知っているバンドから読んでも楽しいし、昔の音楽事情を知るのも楽しい。タイトルの『バンド臨終図巻』は、山田風太郎の『人間臨終図巻』から。
バンドの数だけ、解散がある。そして、推し活をしている以上、避けて通れない道でもある。
金と女と音楽性
親兄弟よりも多くの歳月を過ごしたバンド仲間との決別は、愛と憎しみが複雑に交錯する
筋肉少女帯の大槻ケンヂさんの言葉通り、バンドの数だけ解散理由があります。
バンドの解散理由としてよく挙げられるのは「金、女、音楽性の違い」です。
そのほかにもさまざまな理由がありますが、バンドごとに事情は異なります。主な理由はこんな感じ。

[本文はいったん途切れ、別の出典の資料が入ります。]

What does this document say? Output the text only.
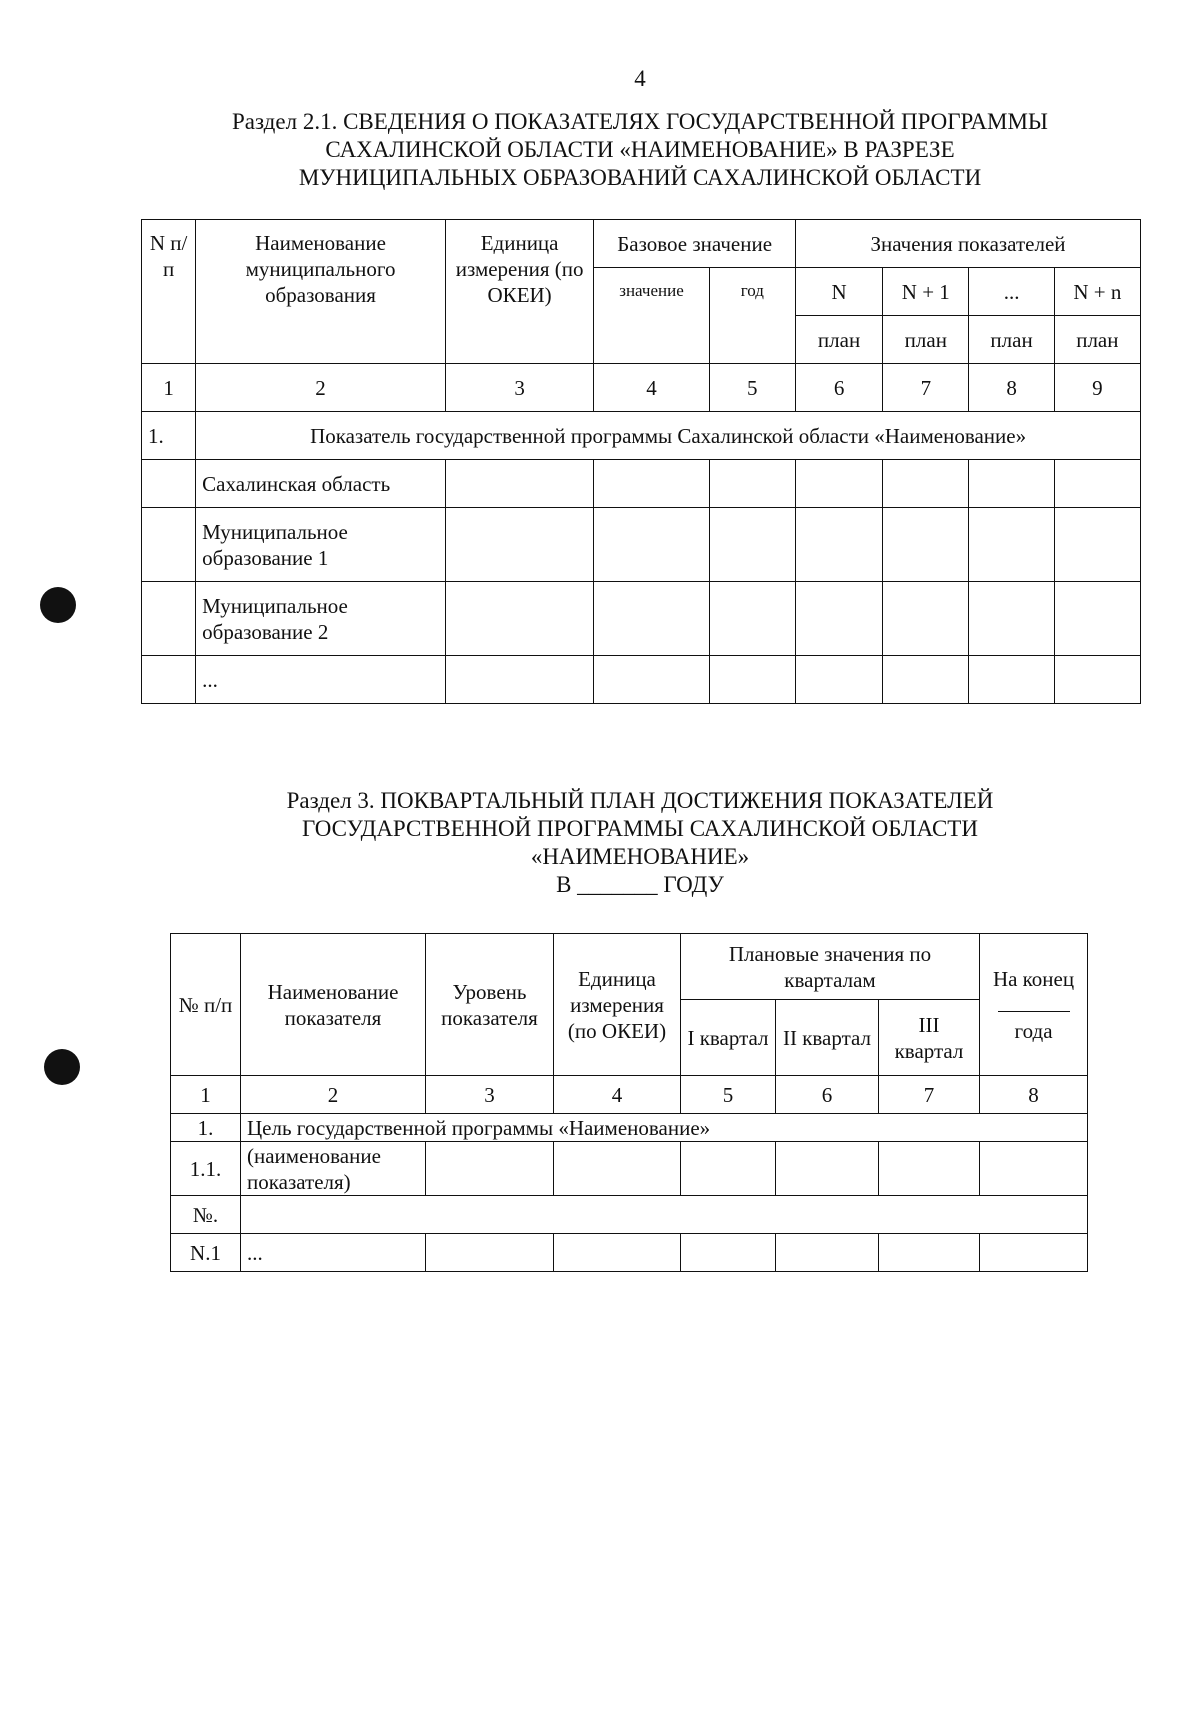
4
Раздел 2.1. СВЕДЕНИЯ О ПОКАЗАТЕЛЯХ ГОСУДАРСТВЕННОЙ ПРОГРАММЫ
САХАЛИНСКОЙ ОБЛАСТИ «НАИМЕНОВАНИЕ» В РАЗРЕЗЕ
МУНИЦИПАЛЬНЫХ ОБРАЗОВАНИЙ САХАЛИНСКОЙ ОБЛАСТИ
N п/п	Наименование муниципального образования	Единица измерения (по ОКЕИ)	Базовое значение		Значения показателей			
			значение	год	N	N + 1	...	N + n
					план	план	план	план
1	2	3	4	5	6	7	8	9
1.	Показатель государственной программы Сахалинской области «Наименование»							
	Сахалинская область							
	Муниципальное образование 1							
	Муниципальное образование 2							
	...							
Раздел 3. ПОКВАРТАЛЬНЫЙ ПЛАН ДОСТИЖЕНИЯ ПОКАЗАТЕЛЕЙ
ГОСУДАРСТВЕННОЙ ПРОГРАММЫ САХАЛИНСКОЙ ОБЛАСТИ
«НАИМЕНОВАНИЕ»
В _______ ГОДУ
№ п/п	Наименование показателя	Уровень показателя	Единица измерения (по ОКЕИ)	Плановые значения по кварталам			На конец
года

				I квартал	II квартал	III квартал	
1	2	3	4	5	6	7	8
1.	Цель государственной программы «Наименование»						
1.1.	(наименование показателя)						
№.							
N.1	...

- リードボーカル一強で他メンバーと揉める(オフコース、キャロル、クイーン)
- メンバーの死亡(カーペンターズ)
- 普通の女の子に戻りたい(キャンディーズ)
- マネージャーやプロデューサーが制作に横槍を入れる(ビートルズ、レイジー)
ビートルズ解散の原因はオノ・ヨーコだと聞いたことがあったのですが、実際はもっと複雑な人間関係や金銭問題があったようです。
映画とは違ったザ・スプリームス
スプリームスがモデルとなった映画『ドリームガールズ』では、メンバーの愛と葛藤と和解を描いています。でも、実際の内情は結構ドロドロだったんですね…。
「リードボーカル一と他のメンバーと揉める」が解散の原因ではあるんです。
でも、ダイアナ・ロスがモータウンの社長の愛人だったり、オリジナルメンバーのフローレンスが死亡したり、メアリーが暴露本を出したりと、裏ではいろいろなスキャンダルが起きていたようです。
映画でバラバラになりそうなメンバーやスタッフを、歌で繋ぎ止めるシーンでの私の感動を返してくれ…。
ま、そうはいってもザ・スプリームスの歌は最高なんですけどね。